Obviamente, mis ojos están hinchados. Lo raro hubiera sido que no lo estuvieran después de tanto llorar. Menos mal que siempre guardo la máscara de gel en el refrigerador, diez mágicos minutos y estoy como nueva, lista para transformarme en mí.

Buen empleo, buen salario. Buena casa en buena zona. Ropa buena, y además de todo, a la moda. Buen corte de pelo, maquillaje del bueno. Bonito cabello, cara bonita, cuerpo… más delgado sería bonito. Buenos padres, hermanos buenos (sobre todo el mayor, que es un pan, aunque el más pequeño está más bueno). En suma: buena familia… ¿Qué me falta para que mi vida esté completa? Tiene que haber algo, porque todas esas “bondades” bien podrían ser respuestas y, sin embargo, mis preguntas siguen en el aire. Si todo es tan bueno, ¿por qué de pronto me siento tan cansada y todo me parece tan aburrido? Supondría que no es nada que una taza de buen café (¡y dale con lo bueno!) y una rebanada de pastel de chocolate en compañía de alguna amiga no curarían, pero acabo de hacer cuentas y… no, no es mi síndrome premenstrual. Sospecho que estoy en crisis.

Termino de arreglarme en lentitud récord y hago un par de llamadas antes de salir, las de rigor, a mi tía y a mi abuela, y una adicional a una amiga con la esperanza de que me pregunte qué haré y entonces poder decirle mis planes con el tono monótono que amerita la rutina, pero a esta última no la encuentro.

Llego a “La esquina de Triana” y veo de inmediato a mi conocido.
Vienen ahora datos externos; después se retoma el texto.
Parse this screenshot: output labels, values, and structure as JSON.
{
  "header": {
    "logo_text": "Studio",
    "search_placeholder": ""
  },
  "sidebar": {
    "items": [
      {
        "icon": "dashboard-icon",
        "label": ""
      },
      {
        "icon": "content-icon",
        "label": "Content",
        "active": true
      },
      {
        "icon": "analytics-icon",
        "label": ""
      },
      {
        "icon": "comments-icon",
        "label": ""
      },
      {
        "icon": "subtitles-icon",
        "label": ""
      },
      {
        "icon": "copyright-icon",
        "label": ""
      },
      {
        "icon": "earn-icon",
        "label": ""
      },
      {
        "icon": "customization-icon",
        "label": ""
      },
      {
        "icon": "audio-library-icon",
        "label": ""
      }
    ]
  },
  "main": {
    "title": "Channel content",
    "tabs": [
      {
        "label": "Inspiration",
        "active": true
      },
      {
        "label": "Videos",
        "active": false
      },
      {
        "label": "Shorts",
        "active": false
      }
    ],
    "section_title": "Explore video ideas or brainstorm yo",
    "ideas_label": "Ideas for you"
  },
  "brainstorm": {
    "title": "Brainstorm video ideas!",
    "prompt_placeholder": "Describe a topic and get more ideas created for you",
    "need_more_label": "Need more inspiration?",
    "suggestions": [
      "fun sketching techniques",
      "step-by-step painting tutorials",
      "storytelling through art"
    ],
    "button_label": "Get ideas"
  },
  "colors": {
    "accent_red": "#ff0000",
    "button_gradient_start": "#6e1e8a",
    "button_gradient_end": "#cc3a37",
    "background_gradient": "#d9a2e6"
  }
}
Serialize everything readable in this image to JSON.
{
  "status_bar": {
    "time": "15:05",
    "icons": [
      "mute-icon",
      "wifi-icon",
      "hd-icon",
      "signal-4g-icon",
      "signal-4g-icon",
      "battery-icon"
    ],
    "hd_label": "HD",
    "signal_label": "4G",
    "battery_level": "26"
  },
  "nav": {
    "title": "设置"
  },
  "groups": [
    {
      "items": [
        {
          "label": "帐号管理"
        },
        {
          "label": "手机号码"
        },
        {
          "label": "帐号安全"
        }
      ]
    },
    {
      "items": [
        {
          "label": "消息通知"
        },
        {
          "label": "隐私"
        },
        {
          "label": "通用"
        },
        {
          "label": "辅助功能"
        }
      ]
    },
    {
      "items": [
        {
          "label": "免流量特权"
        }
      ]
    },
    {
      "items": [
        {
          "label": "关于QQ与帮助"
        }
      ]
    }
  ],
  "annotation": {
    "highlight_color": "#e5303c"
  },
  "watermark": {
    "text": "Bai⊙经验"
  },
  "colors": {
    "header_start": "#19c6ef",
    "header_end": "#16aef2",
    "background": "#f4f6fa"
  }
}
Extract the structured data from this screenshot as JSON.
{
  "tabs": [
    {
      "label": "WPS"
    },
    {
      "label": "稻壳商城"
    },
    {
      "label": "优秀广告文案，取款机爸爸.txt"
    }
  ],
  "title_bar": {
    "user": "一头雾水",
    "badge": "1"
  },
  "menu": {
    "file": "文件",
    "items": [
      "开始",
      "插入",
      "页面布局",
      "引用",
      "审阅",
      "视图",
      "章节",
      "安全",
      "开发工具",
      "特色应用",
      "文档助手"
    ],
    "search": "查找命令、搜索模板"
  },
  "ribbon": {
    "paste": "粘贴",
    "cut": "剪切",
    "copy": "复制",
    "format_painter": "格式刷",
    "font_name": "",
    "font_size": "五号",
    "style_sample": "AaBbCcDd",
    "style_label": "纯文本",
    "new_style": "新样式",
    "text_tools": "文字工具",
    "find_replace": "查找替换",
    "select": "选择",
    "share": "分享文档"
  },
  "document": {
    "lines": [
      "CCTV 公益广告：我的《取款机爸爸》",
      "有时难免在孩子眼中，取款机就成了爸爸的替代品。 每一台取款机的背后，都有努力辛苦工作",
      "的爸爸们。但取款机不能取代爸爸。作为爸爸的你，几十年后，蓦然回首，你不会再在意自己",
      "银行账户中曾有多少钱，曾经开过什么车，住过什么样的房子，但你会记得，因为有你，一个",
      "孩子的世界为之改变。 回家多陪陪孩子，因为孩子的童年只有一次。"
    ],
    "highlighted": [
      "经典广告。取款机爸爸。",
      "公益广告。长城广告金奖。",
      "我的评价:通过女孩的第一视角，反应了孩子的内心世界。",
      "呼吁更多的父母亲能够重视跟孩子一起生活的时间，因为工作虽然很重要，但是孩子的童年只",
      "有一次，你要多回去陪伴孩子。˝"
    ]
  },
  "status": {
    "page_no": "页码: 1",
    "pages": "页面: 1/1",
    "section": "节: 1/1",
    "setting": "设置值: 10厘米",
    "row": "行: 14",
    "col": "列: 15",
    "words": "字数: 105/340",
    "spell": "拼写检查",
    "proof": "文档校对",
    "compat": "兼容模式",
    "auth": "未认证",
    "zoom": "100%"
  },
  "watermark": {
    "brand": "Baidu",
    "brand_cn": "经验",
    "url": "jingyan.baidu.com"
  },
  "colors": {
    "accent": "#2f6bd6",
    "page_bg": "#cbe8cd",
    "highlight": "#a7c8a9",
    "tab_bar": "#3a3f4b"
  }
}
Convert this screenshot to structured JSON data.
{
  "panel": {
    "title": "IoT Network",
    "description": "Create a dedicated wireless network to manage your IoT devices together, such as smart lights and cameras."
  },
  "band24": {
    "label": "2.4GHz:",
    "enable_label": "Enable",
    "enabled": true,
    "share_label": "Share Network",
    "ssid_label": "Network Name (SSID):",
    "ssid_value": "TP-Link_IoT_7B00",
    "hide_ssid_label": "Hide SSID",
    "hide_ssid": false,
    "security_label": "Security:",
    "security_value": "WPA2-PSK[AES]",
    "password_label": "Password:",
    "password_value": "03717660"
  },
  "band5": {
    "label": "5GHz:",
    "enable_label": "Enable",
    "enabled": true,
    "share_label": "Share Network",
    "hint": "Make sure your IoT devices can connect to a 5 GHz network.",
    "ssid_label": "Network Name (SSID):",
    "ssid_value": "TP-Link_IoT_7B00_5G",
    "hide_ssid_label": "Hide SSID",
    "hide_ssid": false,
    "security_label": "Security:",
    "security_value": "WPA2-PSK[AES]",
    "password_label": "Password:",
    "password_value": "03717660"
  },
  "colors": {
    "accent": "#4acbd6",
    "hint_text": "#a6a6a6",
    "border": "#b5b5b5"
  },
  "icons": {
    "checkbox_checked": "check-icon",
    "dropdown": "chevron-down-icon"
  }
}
Sé que él me ve y supongo que agitará la mano para llamar mi atención, mientras tanto pretendo no haberlo visto para echar un vistazo a la entrada del local, quién podrá estar aquí, además, nunca había venido, pero no podría admitir que lo recorro con la mirada para conocerlo, tratándose del lugar de moda. Aprovecho un reflejo a lo lejos para supervisarme y me apruebo: maquillaje oscuro para compensar la hinchazón, me sentó tan bien que hasta mi madre estaría orgullosa. Cansada de esperar un gesto de mi amigo, finalmente pretendo que lo he visto, le digo al de la entrada que encontré a quien buscaba y me acerco a la mesa.

“Expreso doble, cortado, por favor. Bueno, y pastel de chocolate” (ni modo, hoy me hace falta). El ponernos al tanto de nuestras vidas nunca llega, él va al grano. No quepo en mí del asombro. No sabía que él fuera tan emprendedor, y no acabo de entender por qué pensó en mí para participar en el proyecto. Me halaga, claro está, y la gastronomía está directamente relacionada con mi negocio. (A propósito de gastronomía: qué bueno está el pastel de chocolate). Tal vez hasta sería un buen foro para iniciar tantos proyectos que tengo en mente.

A lo mejor es un aviso de que es buen momento para hacer cambios en mi vida (aunque esos cambios no garanticen que no me los cuestionaré más adelante). Una oportunidad para salir de una buena vez de esta crisis. ¿En dónde leí que crisis, en chino o algún idioma, es sinónimo de oportunidad? Seguro me mandaron un mail en cadena. Por lo pronto, sí, aceptaré hacerme cargo de la columna que me ofrece, y con ello simbolizaré el inicio de algo nuevo para, al menos en algo, empezar a ser la única.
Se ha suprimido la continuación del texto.